Fast statistical analysis of web data via sparse learning
- Dr. Francis Bach, SIERRA project-team, Inria Paris Rocquencourt
- Prof. Laurent El Ghaoui, University of California Berkeley
STATWEB aims to provide web-based tools for the analysis and visualization of large corpora of text documents, with a focus on databases of news articles. The team uses advanced algorithms, drawing from recent progresses in machine learning and statistics, to allow a user to quickly produce a short summary and associate timeline showing how a certain topic is described in news media.
- Theoretical analysis of sparse PCA: The team has shown that methods based on convex relaxations could reach the desired detection threshold, improving over the best known polynomial-time result.
- Parallel graph cuts for computer vision: While general submodular minimization is challenging, the team has proposed a new approach that exploits existing decomposability of submodular functions. In contrast to previous approaches, the method is neither approximate, nor impractical, nor does it need any cumbersome parameter tuning. Moreover, it is easy to implement and parallelize.
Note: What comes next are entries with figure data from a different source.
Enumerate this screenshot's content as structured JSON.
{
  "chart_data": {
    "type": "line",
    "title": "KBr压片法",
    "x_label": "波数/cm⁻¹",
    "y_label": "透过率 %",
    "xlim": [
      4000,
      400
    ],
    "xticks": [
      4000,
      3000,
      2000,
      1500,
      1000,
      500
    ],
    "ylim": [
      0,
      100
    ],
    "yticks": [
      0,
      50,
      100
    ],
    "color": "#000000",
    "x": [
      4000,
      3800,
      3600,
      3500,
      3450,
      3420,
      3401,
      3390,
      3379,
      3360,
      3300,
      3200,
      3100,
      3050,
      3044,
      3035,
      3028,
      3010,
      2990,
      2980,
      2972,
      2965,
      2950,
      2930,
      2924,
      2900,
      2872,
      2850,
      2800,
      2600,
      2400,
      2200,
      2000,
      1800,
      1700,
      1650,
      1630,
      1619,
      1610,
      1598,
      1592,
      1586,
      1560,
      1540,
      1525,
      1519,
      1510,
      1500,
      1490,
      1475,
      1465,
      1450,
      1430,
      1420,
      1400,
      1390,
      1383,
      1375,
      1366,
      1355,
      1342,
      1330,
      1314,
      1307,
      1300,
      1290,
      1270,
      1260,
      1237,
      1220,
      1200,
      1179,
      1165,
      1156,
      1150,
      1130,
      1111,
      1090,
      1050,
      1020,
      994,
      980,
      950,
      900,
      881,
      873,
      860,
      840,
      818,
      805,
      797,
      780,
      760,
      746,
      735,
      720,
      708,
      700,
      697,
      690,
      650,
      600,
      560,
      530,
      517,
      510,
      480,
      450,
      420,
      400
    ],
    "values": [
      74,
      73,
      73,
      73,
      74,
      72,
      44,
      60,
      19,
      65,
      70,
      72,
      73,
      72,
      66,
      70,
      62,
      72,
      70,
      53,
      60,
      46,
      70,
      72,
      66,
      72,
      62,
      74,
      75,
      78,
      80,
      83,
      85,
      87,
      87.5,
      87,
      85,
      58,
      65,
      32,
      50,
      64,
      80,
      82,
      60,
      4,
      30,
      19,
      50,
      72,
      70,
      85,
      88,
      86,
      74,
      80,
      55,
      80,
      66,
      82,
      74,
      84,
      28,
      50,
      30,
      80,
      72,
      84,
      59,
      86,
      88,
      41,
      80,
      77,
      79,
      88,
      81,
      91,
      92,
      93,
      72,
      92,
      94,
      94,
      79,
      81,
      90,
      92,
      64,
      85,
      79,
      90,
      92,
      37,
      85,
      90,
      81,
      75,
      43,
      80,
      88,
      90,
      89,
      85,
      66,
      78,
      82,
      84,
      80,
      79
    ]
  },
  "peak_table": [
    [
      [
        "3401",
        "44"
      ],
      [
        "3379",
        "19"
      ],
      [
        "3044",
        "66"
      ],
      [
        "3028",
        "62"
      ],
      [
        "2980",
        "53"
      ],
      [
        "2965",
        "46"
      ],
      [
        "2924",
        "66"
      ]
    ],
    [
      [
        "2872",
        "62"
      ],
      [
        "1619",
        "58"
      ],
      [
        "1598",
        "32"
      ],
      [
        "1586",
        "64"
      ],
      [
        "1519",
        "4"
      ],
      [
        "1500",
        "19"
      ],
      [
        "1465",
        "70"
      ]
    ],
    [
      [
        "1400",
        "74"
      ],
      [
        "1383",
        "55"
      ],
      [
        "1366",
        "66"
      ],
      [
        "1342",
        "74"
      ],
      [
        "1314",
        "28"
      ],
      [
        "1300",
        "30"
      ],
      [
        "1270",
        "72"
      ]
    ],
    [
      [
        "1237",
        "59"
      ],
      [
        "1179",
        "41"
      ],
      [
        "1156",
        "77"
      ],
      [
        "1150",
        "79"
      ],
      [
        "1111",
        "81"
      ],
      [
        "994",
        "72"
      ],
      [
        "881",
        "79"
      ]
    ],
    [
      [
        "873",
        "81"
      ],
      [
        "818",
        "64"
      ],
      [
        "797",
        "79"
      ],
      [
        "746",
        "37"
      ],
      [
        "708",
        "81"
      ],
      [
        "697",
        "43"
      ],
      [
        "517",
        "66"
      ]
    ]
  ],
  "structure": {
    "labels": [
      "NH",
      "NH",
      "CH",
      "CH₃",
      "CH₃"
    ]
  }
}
- Natural language processing with weakly supervised learning: the team has designed a new algorithm to extract relations from text using distant supervision.
Publications and Awards:
- 2 Journal articles.
- 2 Conference papers.
A. d’Aspremont, F. Bach, L. El Ghaoui. Approximation Bounds for Sparse Principal Component Analysis. Mathematical Programming, 2013.
The collaboration has continued in several forms among which the Inria@SiliconValley postdoctoral grant of Edouard Grave who has been studying “semi-supervised models for event extraction from textual data”. The associate team has allowed building a collaboration and a mutual respect between Inria and UC Berkeley teams, which is lasting.